1. Ownership of the intellectual property in an online course
The faculty member retains ownership of the “Course Material,” meaning the underlying teaching and scholarly material authored or assembled for the course (e.g., lecture notes, syllabi, assessments, outlines, reading lists, notes and/or illustrative material.).
The faculty member is free to teach, adapt and use the Course Material, provided that he or she adheres to applicable University policies, including Yale’s conflict of interest and conflict of commitment policies.
Yale owns the “Digital Course,” meaning the media, video, audio, software and all other digital materials created by the University to teach the course. This is consistent with the arrangements of earlier Yale online courses (e.g., Open Yale Courses and the first MOOCs) and conforms to Yale’s policy, which has long provided that if the University contributes “substantial resources” to a project, then it is the Provost’s determination that the University has the ownership of the project. The rights Yale owns include the worldwide, exclusive and perpetual right to use the Digital Course in whole or in part, in any and all media now known or later invented in any language, to create derivative works based on the Digital Course and to register copyright in the Digital Course and any derivatives of the Digital Course.
However, if faculty members leave Yale to teach elsewhere, they can request approval from the Provost to use the Yale Digital Course for their residential teaching at the new institution.
2. Pay for creating a massive open online course (Updated as of July 1, 2016)
Over the past two years, we have learned that two faculty members can each develop effective open online courses that are very different in duration. Just as disciplines differ, the amount of content a faculty member chooses to provide learners may vary widely in total lecture hours, assessment type or number of real-time interactions. As a result, the amount of effort required to create a MOOC is not consistent. It is for this reason that we now offer two levels of base compensation to our faculty creating MOOCs.
|Proposed MOOC Categories|
|Category #1||Category #2|
|Suggested Weeks For Learners To Complete||4-6 weeks||7+ weeks|
|Production Costs (Approximate)||$25,000||$40,000 - $60,000|
In cases where faculty are creating several short courses or a specialization consisting of several short courses, the Provost’s Office, appropriate Dean (if applicable), and faculty member will discuss the faculty member’s compensation as we can not assume that creating three courses is three times the effort of creating one course.
3. Sharing revenue generated by Yale courses on Coursera
Every Yale faculty member who has offered a course on the Coursera platform to date has agreed to include an option for students to pay $49 for a verified certificate. In every case, learners all over the world can still access the course content for free – the majority of learners choose this option. A small number of learners, though, choose to enroll in the verified certificate track.
Once the University recoups roughly 50% of the costs it incurred in creating and producing the course, revenue will be shared with the faculty member as follows.

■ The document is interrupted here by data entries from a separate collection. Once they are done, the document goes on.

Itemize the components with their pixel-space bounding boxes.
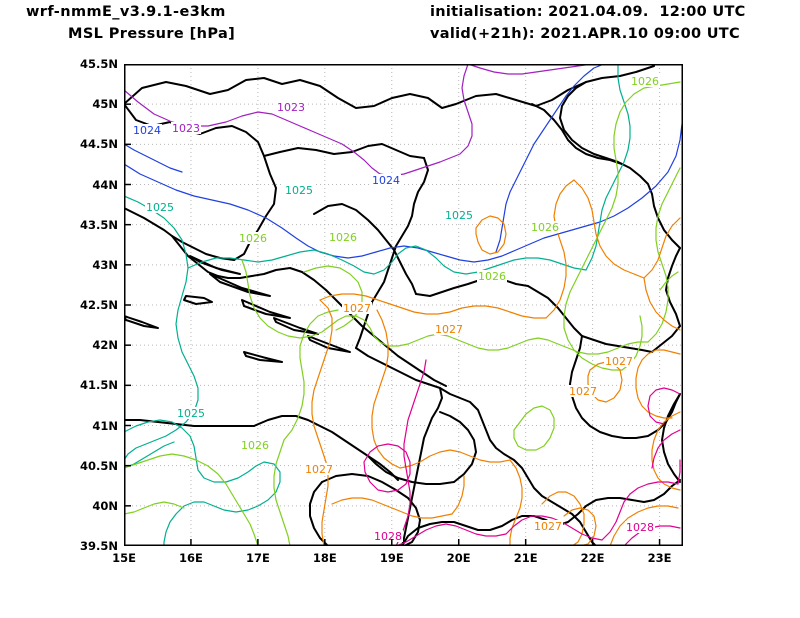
x-tick-label: 15E: [112, 551, 136, 565]
contour-label: 1026: [531, 221, 559, 234]
y-tick-label: 43.5N: [80, 217, 118, 232]
contour-label-mask: [328, 231, 358, 243]
contour-label-mask: [284, 184, 314, 196]
contour-label: 1023: [172, 122, 200, 135]
contour-label: 1024: [133, 124, 161, 137]
x-tick-label: 20E: [446, 551, 471, 565]
x-tick-label: 23E: [647, 551, 672, 565]
contour-label-mask: [444, 209, 474, 221]
contour-label: 1026: [241, 439, 269, 452]
contour-label: 1027: [569, 385, 597, 398]
x-tick-label: 16E: [179, 551, 203, 565]
y-tick-label: 39.5N: [80, 539, 118, 553]
contour-label: 1025: [445, 209, 473, 222]
model-title: wrf-nmmE_v3.9.1-e3km: [26, 4, 226, 20]
contour-label-mask: [625, 521, 655, 533]
contour-label: 1027: [605, 355, 633, 368]
x-tick-label: 22E: [580, 551, 605, 565]
contour-label: 1028: [626, 521, 654, 534]
contour-label-mask: [371, 174, 401, 186]
contour-label: 1027: [435, 323, 463, 336]
contour-label-mask: [276, 101, 306, 113]
contour-label-mask: [240, 439, 270, 451]
contour-label-mask: [604, 355, 634, 367]
contour-label: 1025: [177, 407, 205, 420]
contour-label: 1026: [239, 232, 267, 245]
contour-value-labels: 1023 1023 1024 1024 1025 1025 1025 1026 1026 1026…: [132, 75, 660, 543]
contour-label: 1024: [372, 174, 400, 187]
x-tick-label: 19E: [379, 551, 404, 565]
contour-plot-area: 1023 1023 1024 1024 1025 1025 1025 1026 1026 1026…: [124, 64, 683, 546]
contour-label: 1023: [277, 101, 305, 114]
y-tick-label: 41N: [92, 418, 118, 433]
contour-label-mask: [176, 407, 206, 419]
contour-label-mask: [434, 323, 464, 335]
x-tick-label: 17E: [245, 551, 270, 565]
contour-label-mask: [238, 232, 268, 244]
contour-label-mask: [342, 302, 372, 314]
contour-label: 1027: [343, 302, 371, 315]
contour-label-mask: [630, 75, 660, 87]
contour-label-mask: [477, 270, 507, 282]
contour-label-mask: [533, 520, 563, 532]
contour-label: 1028: [374, 530, 402, 543]
field-title: MSL Pressure [hPa]: [68, 26, 236, 42]
y-tick-label: 44.5N: [80, 137, 118, 152]
y-tick-label: 42.5N: [80, 298, 118, 312]
y-tick-label: 43N: [92, 257, 118, 272]
contour-label-mask: [568, 385, 598, 397]
contour-label-mask: [304, 463, 334, 475]
contour-label: 1026: [329, 231, 357, 244]
contour-label-mask: [171, 122, 201, 134]
y-tick-label: 40N: [92, 498, 118, 513]
contour-label-mask: [132, 124, 162, 136]
contour-label: 1027: [305, 463, 333, 476]
contour-label: 1026: [478, 270, 506, 283]
y-tick-label: 45N: [92, 97, 118, 112]
y-tick-label: 40.5N: [80, 458, 118, 473]
contour-label: 1027: [534, 520, 562, 533]
contour-label: 1025: [285, 184, 313, 197]
initialisation-time: initialisation: 2021.04.09. 12:00 UTC: [430, 4, 746, 20]
contour-1024: [124, 64, 683, 263]
contour-map-svg: 1023 1023 1024 1024 1025 1025 1025 1026 1026 1026…: [124, 64, 683, 546]
contour-label: 1026: [631, 75, 659, 88]
pressure-contours: [124, 64, 683, 546]
y-tick-label: 42N: [92, 338, 118, 353]
contour-1028: [363, 359, 681, 546]
x-tick-label: 18E: [312, 551, 337, 565]
contour-1027: [311, 179, 681, 546]
contour-label-mask: [530, 221, 560, 233]
y-tick-label: 45.5N: [80, 57, 118, 71]
valid-time: valid(+21h): 2021.APR.10 09:00 UTC: [430, 26, 740, 42]
coastlines-and-borders: [124, 65, 681, 546]
x-tick-label: 21E: [513, 551, 538, 565]
y-tick-label: 41.5N: [80, 378, 118, 393]
contour-label-mask: [145, 201, 175, 213]
contour-label: 1025: [146, 201, 174, 214]
contour-label-mask: [373, 530, 403, 542]
contour-1026: [124, 81, 681, 546]
y-tick-label: 44N: [92, 177, 118, 192]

|Revenue received||Faculty receive (%)|
|Up to $100,000||50%|
|$100,001 - $250,000||40%|
|More than $250,001||30%|
The remaining portion of the revenue will be provided to the Center for Teaching and Learning to invest in new projects, ideas, and initiatives.
 Refers to the amount Coursera distributes to the University for that specific course beyond the initial amount each course must receive to defray roughly half of the total production costs.